Prima di uscire, tuttavia, si affacciò furtivamente nel cortile interno a pianta quadrata, al centro del quale sorgeva il mastio, la torre più imponente del Castello: destinata a ospitare e proteggere i castellani in caso di attacco nemico, accoglieva anche le stanze private e gli ambienti di rappresentanza del signore, oltre ad alcuni locali di servizio e un singolare scriptorium di corte. Sulla destra, invece, una stretta scala a cielo aperto conduceva al ballatoio che circondava la corte sui quattro lati e seguiva il perimetro delle mura. Caterina immaginò guardie impettite che camminavano su e giù con lo sguardo vigile verso la costa e ancora oltre, fino alla linea dell’orizzonte, pronte a scorgere il profilo minaccioso di una nave araba o delle rapide imbarcazioni dei pirati illirici. Immaginò arcieri e balestrieri intenti a scoccare il colpo attraverso le strette feritoie, quando l’attacco veniva da terra. Immaginò la concitazione di quei momenti, le urla degli uomini addetti ad alzare il ponte levatoio per impedire al nemico di entrare nel Castello, mentre qualcun altro si preparava a lanciare attraverso le caditoie acqua bollente o calce viva. Sotto le mura, invece, si levavano le grida violente e strozzate di chi, dopo aver riempito il fossato usando botti, fanghiglia o pietre, sbatteva furiosamente la testa dell’ariete contro il portone per sfondarlo e guadagnarsi una via d’accesso all’interno.

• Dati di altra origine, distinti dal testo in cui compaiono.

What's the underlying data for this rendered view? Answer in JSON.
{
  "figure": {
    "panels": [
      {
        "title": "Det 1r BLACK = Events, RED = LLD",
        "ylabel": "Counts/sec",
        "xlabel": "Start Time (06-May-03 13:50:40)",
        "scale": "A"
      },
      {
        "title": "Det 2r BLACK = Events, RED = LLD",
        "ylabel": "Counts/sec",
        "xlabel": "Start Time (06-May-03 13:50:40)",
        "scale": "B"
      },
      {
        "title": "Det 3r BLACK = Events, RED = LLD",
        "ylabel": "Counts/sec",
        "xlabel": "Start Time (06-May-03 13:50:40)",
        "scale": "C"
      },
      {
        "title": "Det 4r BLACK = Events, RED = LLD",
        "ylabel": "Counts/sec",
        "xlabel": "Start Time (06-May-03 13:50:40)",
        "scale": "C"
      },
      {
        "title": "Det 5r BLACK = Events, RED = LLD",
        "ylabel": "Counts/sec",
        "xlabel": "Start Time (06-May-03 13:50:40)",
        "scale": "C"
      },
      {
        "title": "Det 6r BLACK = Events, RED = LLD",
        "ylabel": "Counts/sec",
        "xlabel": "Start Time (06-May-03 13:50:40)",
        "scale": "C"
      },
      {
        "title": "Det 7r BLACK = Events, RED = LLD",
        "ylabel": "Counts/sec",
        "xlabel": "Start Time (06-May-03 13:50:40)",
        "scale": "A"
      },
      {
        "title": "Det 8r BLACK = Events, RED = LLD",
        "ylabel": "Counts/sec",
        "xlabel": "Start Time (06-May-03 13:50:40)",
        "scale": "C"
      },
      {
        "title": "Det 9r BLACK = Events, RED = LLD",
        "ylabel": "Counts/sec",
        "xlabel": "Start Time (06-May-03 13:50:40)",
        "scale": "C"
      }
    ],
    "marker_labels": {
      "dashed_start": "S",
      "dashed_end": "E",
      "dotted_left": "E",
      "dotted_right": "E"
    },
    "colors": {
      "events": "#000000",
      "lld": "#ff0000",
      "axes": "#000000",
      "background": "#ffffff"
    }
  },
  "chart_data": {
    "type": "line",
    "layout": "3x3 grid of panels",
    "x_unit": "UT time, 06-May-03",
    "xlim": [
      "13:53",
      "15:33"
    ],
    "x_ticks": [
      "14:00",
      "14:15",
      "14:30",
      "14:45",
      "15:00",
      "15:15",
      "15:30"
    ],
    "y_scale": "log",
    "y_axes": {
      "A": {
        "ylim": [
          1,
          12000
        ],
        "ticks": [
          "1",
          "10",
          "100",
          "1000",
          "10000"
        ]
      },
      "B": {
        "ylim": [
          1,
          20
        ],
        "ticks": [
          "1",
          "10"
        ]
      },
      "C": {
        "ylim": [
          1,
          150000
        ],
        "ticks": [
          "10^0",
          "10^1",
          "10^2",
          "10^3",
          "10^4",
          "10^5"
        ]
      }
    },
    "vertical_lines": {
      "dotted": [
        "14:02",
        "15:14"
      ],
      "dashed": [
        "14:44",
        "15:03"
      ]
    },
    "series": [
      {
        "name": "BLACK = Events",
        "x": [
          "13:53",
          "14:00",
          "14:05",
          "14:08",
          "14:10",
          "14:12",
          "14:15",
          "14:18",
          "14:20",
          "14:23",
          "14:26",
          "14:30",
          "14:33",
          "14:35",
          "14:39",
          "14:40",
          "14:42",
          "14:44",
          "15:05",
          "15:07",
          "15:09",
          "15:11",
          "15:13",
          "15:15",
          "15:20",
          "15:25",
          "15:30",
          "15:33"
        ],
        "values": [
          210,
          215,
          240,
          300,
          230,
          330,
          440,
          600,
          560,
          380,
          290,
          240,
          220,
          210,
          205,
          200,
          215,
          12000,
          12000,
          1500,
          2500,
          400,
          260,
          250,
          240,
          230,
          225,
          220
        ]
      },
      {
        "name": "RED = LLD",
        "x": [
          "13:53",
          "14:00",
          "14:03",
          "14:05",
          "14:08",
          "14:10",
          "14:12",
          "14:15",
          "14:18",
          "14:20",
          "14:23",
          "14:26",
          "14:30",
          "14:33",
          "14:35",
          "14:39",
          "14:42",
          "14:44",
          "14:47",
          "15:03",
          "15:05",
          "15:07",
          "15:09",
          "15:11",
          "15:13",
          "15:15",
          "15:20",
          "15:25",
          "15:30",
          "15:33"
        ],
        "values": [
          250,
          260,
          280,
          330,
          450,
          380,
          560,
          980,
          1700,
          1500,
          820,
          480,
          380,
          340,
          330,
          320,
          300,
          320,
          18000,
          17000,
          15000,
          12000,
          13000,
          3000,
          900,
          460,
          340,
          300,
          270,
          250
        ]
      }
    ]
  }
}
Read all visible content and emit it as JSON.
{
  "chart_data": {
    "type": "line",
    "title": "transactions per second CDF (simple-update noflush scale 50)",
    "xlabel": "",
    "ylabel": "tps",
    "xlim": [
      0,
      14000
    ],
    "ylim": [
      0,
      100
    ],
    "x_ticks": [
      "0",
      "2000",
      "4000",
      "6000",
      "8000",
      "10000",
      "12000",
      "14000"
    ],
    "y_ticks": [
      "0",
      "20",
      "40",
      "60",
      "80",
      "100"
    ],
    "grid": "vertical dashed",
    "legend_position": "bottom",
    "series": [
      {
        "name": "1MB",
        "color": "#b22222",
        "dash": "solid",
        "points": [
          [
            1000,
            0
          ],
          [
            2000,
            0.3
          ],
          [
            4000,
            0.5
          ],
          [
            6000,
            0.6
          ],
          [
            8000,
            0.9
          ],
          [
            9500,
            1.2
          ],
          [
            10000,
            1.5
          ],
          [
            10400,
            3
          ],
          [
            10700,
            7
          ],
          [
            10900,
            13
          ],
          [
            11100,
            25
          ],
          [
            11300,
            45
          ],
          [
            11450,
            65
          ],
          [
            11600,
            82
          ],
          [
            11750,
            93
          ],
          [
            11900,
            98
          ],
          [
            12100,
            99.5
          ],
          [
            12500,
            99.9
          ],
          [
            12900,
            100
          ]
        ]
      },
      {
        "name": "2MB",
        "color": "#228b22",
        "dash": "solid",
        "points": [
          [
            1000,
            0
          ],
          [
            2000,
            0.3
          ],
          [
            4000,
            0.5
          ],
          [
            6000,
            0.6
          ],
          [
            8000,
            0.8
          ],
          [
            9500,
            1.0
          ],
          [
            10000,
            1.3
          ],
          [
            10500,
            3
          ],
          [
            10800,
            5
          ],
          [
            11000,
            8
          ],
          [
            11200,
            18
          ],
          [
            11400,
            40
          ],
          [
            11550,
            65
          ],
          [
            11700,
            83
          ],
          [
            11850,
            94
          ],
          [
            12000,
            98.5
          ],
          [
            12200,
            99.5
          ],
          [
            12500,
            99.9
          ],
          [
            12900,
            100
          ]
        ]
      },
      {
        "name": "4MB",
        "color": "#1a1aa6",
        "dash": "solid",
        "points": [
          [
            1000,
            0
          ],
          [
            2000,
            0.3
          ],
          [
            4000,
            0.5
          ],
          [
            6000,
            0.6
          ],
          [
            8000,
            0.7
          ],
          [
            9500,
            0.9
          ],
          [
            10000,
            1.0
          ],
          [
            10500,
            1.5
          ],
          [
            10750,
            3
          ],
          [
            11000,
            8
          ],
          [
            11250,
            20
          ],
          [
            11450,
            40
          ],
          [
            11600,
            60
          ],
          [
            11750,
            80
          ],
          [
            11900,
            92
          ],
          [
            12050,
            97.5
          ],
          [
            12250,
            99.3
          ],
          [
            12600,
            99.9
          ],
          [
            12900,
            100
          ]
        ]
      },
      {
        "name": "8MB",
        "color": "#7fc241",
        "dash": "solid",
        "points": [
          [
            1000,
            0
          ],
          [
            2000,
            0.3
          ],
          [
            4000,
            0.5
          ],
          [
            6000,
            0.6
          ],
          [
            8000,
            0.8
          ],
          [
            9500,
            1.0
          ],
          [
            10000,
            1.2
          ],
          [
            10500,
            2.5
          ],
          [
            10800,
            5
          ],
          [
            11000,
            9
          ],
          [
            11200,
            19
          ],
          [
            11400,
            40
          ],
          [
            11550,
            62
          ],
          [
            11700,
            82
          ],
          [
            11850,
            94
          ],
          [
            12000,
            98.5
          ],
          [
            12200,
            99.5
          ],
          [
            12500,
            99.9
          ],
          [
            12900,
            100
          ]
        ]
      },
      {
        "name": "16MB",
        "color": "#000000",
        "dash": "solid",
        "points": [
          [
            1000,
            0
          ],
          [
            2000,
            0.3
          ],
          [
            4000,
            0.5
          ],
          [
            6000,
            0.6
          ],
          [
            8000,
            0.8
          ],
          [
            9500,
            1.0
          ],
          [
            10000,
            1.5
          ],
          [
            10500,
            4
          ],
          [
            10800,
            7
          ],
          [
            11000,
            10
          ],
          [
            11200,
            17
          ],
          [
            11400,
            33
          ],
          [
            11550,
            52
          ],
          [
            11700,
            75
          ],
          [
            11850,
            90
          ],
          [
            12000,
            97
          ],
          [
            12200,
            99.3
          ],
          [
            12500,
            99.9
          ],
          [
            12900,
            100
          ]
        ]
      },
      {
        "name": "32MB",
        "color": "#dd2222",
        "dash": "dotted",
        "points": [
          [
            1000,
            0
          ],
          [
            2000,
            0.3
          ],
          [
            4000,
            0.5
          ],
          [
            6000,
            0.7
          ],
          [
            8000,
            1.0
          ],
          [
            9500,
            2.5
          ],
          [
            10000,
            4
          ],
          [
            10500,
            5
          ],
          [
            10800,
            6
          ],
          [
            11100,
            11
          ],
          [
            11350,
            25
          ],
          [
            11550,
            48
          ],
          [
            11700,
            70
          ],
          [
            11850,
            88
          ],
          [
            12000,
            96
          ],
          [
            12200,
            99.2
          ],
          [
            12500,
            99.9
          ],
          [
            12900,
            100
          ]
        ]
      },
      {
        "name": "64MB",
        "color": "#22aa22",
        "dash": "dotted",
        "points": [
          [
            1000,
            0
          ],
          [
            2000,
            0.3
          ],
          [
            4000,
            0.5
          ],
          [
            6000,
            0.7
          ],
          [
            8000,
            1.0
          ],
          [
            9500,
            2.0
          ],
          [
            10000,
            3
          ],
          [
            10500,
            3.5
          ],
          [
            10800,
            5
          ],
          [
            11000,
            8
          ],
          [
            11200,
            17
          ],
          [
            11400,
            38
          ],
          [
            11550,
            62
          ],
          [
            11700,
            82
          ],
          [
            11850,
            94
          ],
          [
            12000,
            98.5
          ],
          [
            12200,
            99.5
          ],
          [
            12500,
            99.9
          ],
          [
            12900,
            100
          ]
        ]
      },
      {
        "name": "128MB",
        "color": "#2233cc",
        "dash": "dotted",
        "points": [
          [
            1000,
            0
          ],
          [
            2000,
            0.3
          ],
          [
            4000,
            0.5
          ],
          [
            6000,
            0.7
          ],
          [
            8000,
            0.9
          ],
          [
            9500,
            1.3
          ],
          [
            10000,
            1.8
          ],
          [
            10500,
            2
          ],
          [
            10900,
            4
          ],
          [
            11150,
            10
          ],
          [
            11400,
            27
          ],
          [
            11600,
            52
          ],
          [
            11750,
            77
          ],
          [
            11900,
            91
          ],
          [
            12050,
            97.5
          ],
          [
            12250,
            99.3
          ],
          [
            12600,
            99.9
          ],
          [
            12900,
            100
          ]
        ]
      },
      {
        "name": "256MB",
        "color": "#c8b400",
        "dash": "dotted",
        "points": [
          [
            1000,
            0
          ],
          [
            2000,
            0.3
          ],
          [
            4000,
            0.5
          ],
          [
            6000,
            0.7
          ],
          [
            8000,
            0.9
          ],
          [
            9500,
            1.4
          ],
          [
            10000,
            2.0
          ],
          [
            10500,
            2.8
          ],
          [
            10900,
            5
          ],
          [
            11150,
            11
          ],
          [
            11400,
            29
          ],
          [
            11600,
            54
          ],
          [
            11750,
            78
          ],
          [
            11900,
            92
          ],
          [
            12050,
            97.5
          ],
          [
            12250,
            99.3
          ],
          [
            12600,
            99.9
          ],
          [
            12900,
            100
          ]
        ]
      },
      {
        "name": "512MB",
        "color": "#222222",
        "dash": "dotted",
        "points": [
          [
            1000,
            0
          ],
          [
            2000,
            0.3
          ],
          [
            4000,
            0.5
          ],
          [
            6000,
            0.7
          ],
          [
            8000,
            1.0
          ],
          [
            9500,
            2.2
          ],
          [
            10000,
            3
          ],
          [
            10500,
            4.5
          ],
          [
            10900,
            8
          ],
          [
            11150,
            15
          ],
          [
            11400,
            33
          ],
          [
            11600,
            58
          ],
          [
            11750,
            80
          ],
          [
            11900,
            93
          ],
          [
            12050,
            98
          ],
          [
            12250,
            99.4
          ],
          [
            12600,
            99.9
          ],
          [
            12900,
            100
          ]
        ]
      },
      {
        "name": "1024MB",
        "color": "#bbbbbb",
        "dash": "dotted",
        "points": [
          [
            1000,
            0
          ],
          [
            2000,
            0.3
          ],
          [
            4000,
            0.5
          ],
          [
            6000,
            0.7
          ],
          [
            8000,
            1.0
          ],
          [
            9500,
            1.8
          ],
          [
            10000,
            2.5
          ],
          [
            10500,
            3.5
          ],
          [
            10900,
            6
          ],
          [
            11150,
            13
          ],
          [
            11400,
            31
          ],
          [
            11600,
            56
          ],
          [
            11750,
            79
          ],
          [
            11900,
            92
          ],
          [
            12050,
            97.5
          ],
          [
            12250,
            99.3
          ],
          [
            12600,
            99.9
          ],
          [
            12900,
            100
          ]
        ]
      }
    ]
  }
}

Scene di vita strappate dai libri e forse infinitamente lontane dalla realtà, fotogrammi che pure Caterina cercava di ricreare con gli occhi della fantasia, con la speranza di sentire quel posto un po’ più suo. Avrebbe voluto riprovare quell’orgoglio che la prendeva da bambina, quando doveva raccontare della sua città e del suo Castello: luoghi dell’anima che adesso, invece, sembrava non avessero più nulla da dirle.
« Signorina! »
Caterina riconobbe, alle sue spalle, la voce stridula della donna con la quale aveva parlato poco prima. Temette che fosse sopraggiunta per rimproverarla di essersi attardata nel cortile, invece si accorse che aveva in mano alcuni fogli che sventolava con foga.
« È ancora qui! Per fortuna, altrimenti mi sarebbe toccato telefonarle… » disse quando le fu vicina. « Avevo dimenticato di darle questi. Qui trova l’elenco dei testi sui quali suggeriamo di studiare per la prova della settimana prossima. Sono tutti disponibili nella biblioteca comunale. »
Quando notò l’espressione perplessa di Caterina, la donna si affrettò a rassicurarla: « C’è scritto tutto, stia tranquilla! » E allargò le braccia come a voler dire che, se mai il concorso non fosse andato bene, non sarebbe stata certo colpa sua. « Beh… buon studio, allora. »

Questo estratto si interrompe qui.